Por Marcos de Moura e Souza e Roberto Lameirinhas — De São Paulo
09/10/2023 05h02 Atualizado há 5 horas
Razões diferentes, com resultados também distintos, levaram três países latino-americanos a adotar o dólar como moeda – o mesmo caminho que o candidato líder na maioria das pesquisas para a eleição presidencial argentina, o ultradireitista Javier Milei, promete adotar, se eleito. Panamá, Equador e El Salvador – que têm economias muito menores do que a argentina -, porém, sofrem cada um a seu modo as consequências de atrelar sua política monetária à do banco central dos EUA.
Em nenhum dos três casos, a dolarização resolveu totalmente problemas macroeconômicos crônicos do continente, como o desequilíbrio fiscal, o persistente baixo crescimento e a desigualdade. Um dos poucos ganhos foi o controle da inflação que, apesar de serem menores que a média da região, ainda assim são elevadas para uma economia dolarizada. E esses países também arcam com o custo de ficarem mais expostos a choques externos a eles por não mais ditarem sua política monetária.
Especialistas ressaltam que, além do tamanho e da complexidade da economia da Argentina, o processo de dolarização defendido por Milei seria mais complicado porque o país é muito mais dessincronizado com os ciclos econômicos dos EUA do que as três nações dolarizadas da região.
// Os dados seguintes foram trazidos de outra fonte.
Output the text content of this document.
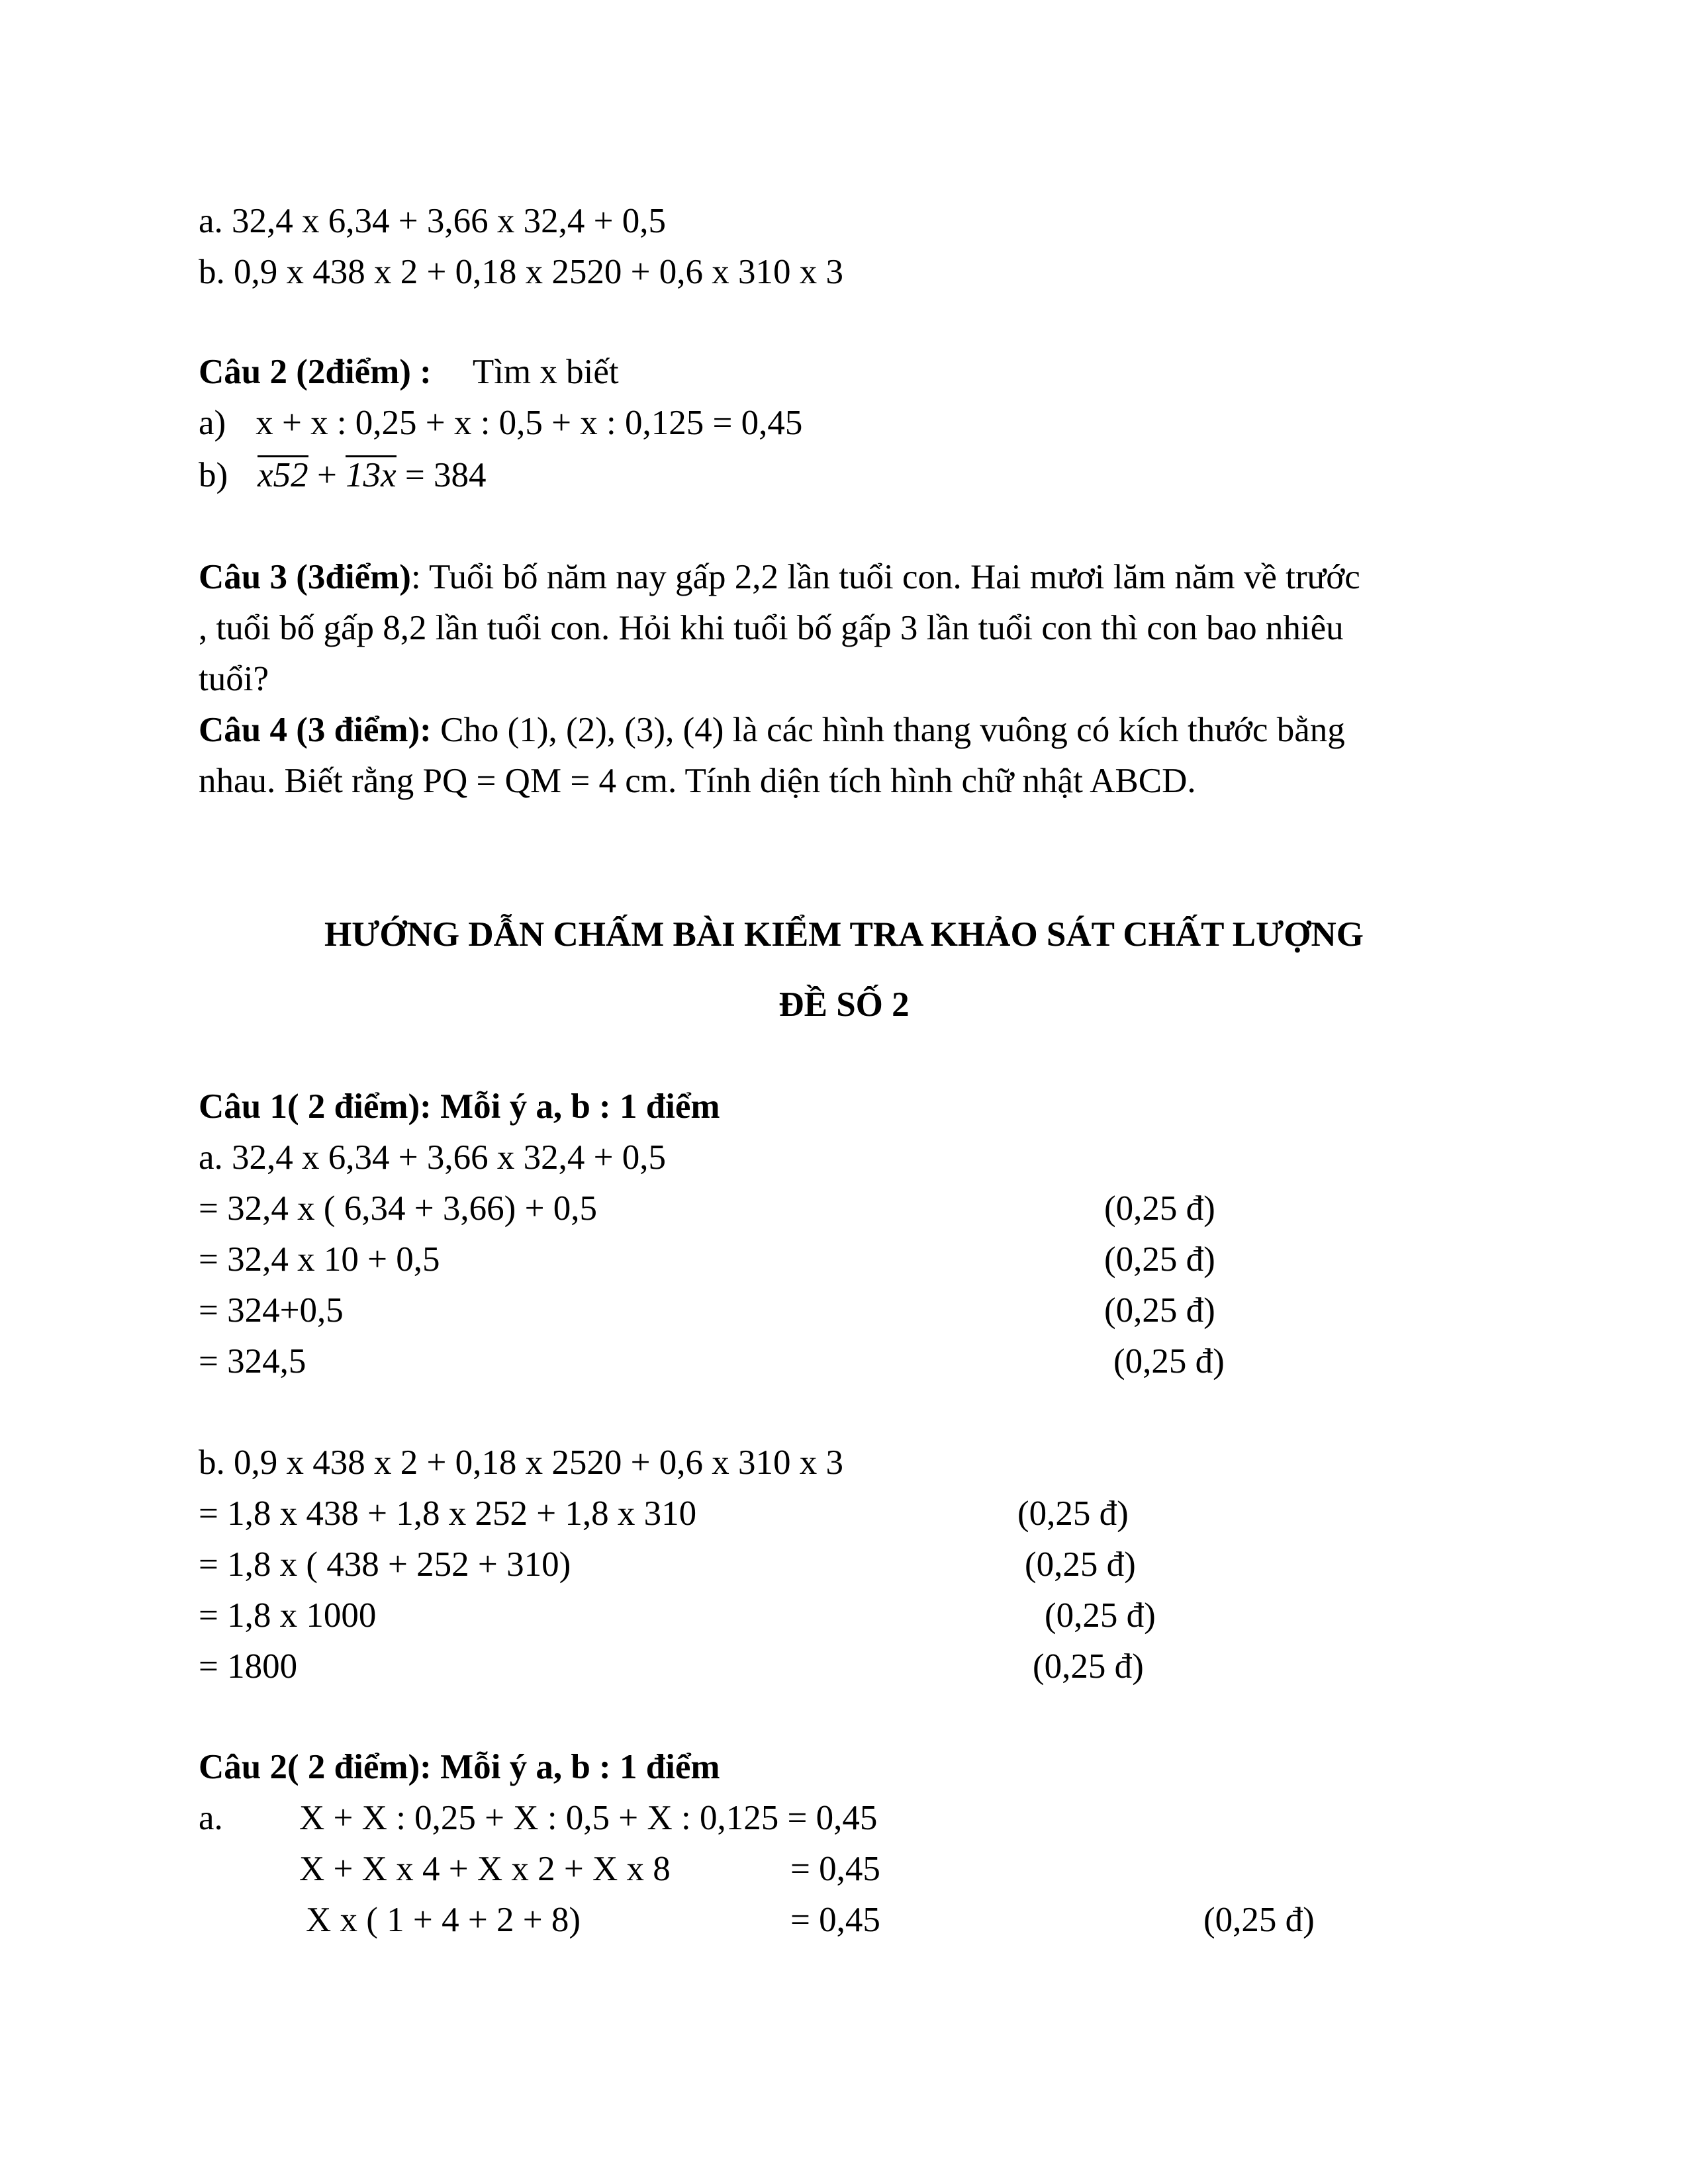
a. 32,4 x 6,34 + 3,66 x 32,4 + 0,5
b. 0,9 x 438 x 2 + 0,18 x 2520 + 0,6 x 310 x 3
Câu 2 (2điểm) : Tìm x biết
a) x + x : 0,25 + x : 0,5 + x : 0,125 = 0,45
b) x52 + 13x = 384
Câu 3 (3điểm): Tuổi bố năm nay gấp 2,2 lần tuổi con. Hai mươi lăm năm về trước
, tuổi bố gấp 8,2 lần tuổi con. Hỏi khi tuổi bố gấp 3 lần tuổi con thì con bao nhiêu
tuổi?
Câu 4 (3 điểm): Cho (1), (2), (3), (4) là các hình thang vuông có kích thước bằng
nhau. Biết rằng PQ = QM = 4 cm. Tính diện tích hình chữ nhật ABCD.
HƯỚNG DẪN CHẤM BÀI KIỂM TRA KHẢO SÁT CHẤT LƯỢNG
ĐỀ SỐ 2
Câu 1( 2 điểm): Mỗi ý a, b : 1 điểm
a. 32,4 x 6,34 + 3,66 x 32,4 + 0,5
= 32,4 x ( 6,34 + 3,66) + 0,5	(0,25 đ)
= 32,4 x 10 + 0,5	(0,25 đ)
= 324+0,5	(0,25 đ)
= 324,5	(0,25 đ)
b. 0,9 x 438 x 2 + 0,18 x 2520 + 0,6 x 310 x 3
= 1,8 x 438 + 1,8 x 252 + 1,8 x 310	(0,25 đ)
= 1,8 x ( 438 + 252 + 310)	(0,25 đ)
= 1,8 x 1000	(0,25 đ)
= 1800	(0,25 đ)
Câu 2( 2 điểm): Mỗi ý a, b : 1 điểm
a. X + X : 0,25 + X : 0,5 + X : 0,125 = 0,45
X + X x 4 + X x 2 + X x 8	= 0,45
X x ( 1 + 4 + 2 + 8)	= 0,45	(0,25 đ)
“Para essas economias a dolarização pode fazer algum sentido”, diz Livio Ribeiro, pesquisador associado do Instituto Brasileiro de Economia da Fundação Getúlio Vargas (FGV/Ibre) e sócio da consultoria BRCG. O caso argentino é muito diferente, ressalta Ribeiro.
O Produto Interno Bruto (PIB) total da Argentina em 2022 foi estimado em US$ 660 bilhões. O do Equador, maior economia entre os três dolarizados, foi de US$ 109 bilhões. O de El Salvador foi de cerca de US$ 30 bilhões e do Panamá, US$ 18 bilhões. As economias dos três países têm laços mais estreitos do que a Argentina com cadeias de produção e financeiras dos EUA.
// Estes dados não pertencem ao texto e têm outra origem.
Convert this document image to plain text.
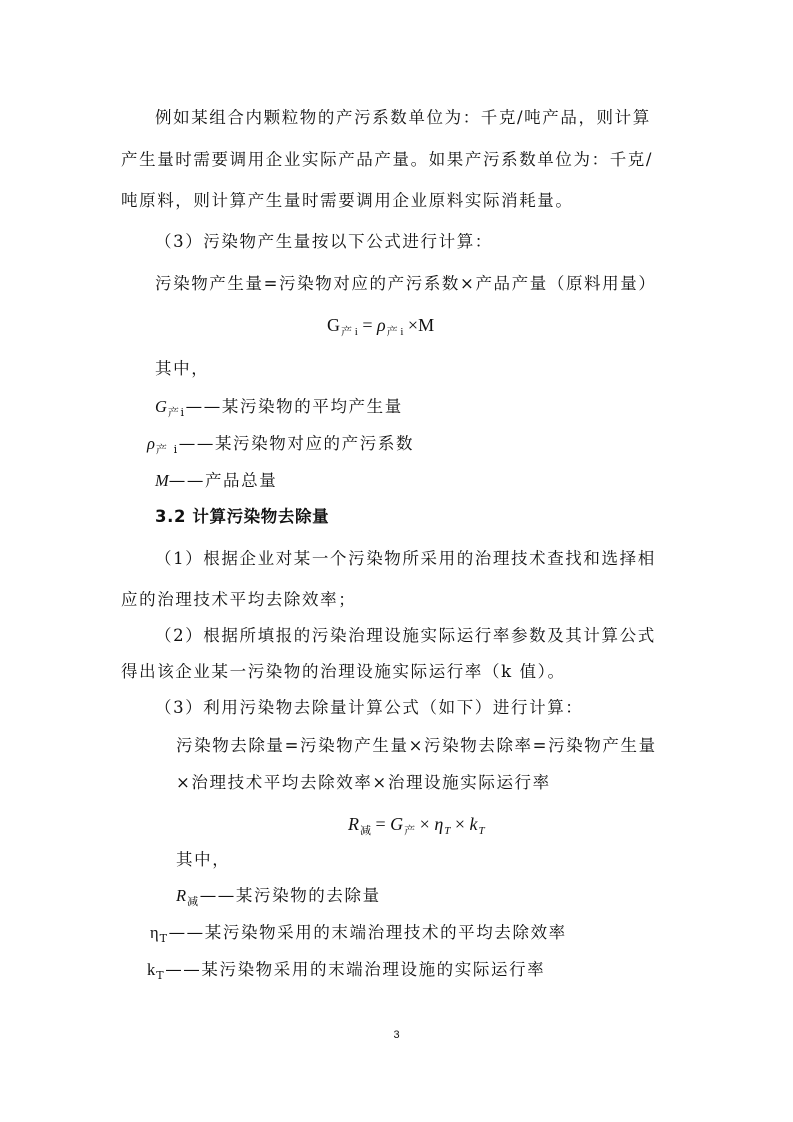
例如某组合内颗粒物的产污系数单位为：千克/吨产品，则计算
产生量时需要调用企业实际产品产量。如果产污系数单位为：千克/
吨原料，则计算产生量时需要调用企业原料实际消耗量。
（3）污染物产生量按以下公式进行计算：
污染物产生量=污染物对应的产污系数×产品产量（原料用量）
$G_{产 i} = \rho_{产 i} \times M$
其中，
$G_{产i}——$某污染物的平均产生量
$\rho_{产 i}——$某污染物对应的产污系数
M——产品总量
3.2 计算污染物去除量
（1）根据企业对某一个污染物所采用的治理技术查找和选择相
应的治理技术平均去除效率；
（2）根据所填报的污染治理设施实际运行率参数及其计算公式
得出该企业某一污染物的治理设施实际运行率（k 值）。
（3）利用污染物去除量计算公式（如下）进行计算：
污染物去除量=污染物产生量×污染物去除率=污染物产生量
×治理技术平均去除效率×治理设施实际运行率
$R_减 = G_产 \times \eta_T \times k_T$
其中，
$R_减——$某污染物的去除量
$\eta_T——$某污染物采用的末端治理技术的平均去除效率
$k_T——$某污染物采用的末端治理设施的实际运行率
3
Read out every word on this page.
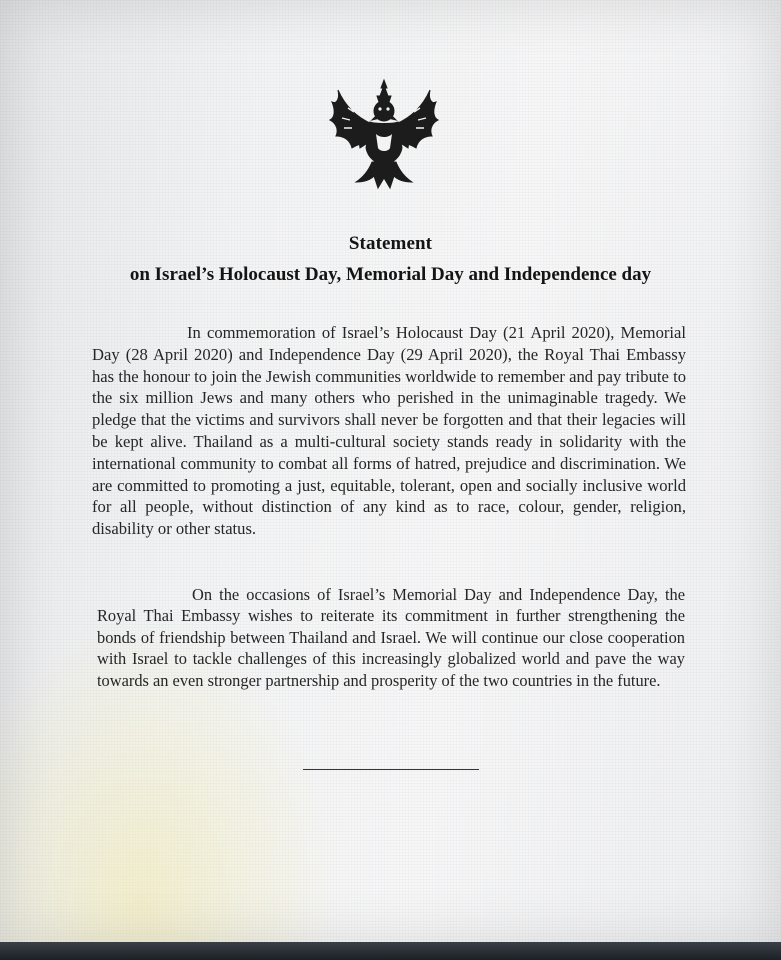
Statement
on Israel’s Holocaust Day, Memorial Day and Independence day

In commemoration of Israel’s Holocaust Day (21 April 2020), Memorial Day (28 April 2020) and Independence Day (29 April 2020), the Royal Thai Embassy has the honour to join the Jewish communities worldwide to remember and pay tribute to the six million Jews and many others who perished in the unimaginable tragedy. We pledge that the victims and survivors shall never be forgotten and that their legacies will be kept alive. Thailand as a multi-cultural society stands ready in solidarity with the international community to combat all forms of hatred, prejudice and discrimination. We are committed to promoting a just, equitable, tolerant, open and socially inclusive world for all people, without distinction of any kind as to race, colour, gender, religion, disability or other status.

On the occasions of Israel’s Memorial Day and Independence Day, the Royal Thai Embassy wishes to reiterate its commitment in further strengthening the bonds of friendship between Thailand and Israel. We will continue our close cooperation with Israel to tackle challenges of this increasingly globalized world and pave the way towards an even stronger partnership and prosperity of the two countries in the future.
E mesmo que a Argentina tivesse mais sincronia com o mercado americano, a opção pela dolarização ainda seria questionável, dizem economistas. “Canadá e México, por exemplo, são economias profundamente ligadas aos ciclos econômicos dos EUA e nunca pensaram em abandonar suas próprias moedas”, diz Ribeiro.
Num primeiro momento, uma dolarização poderia ter algum efeito sobre a descontrolada inflação da Argentina, que ultrapassou os 124% por ano em agosto. “Na largada, poderia parecer que a dolarização deu certo, mas isso esconderia um grande risco”, avalia Ribeiro. “Certamente levaria a uma desorganização da estrutura produtiva do país.”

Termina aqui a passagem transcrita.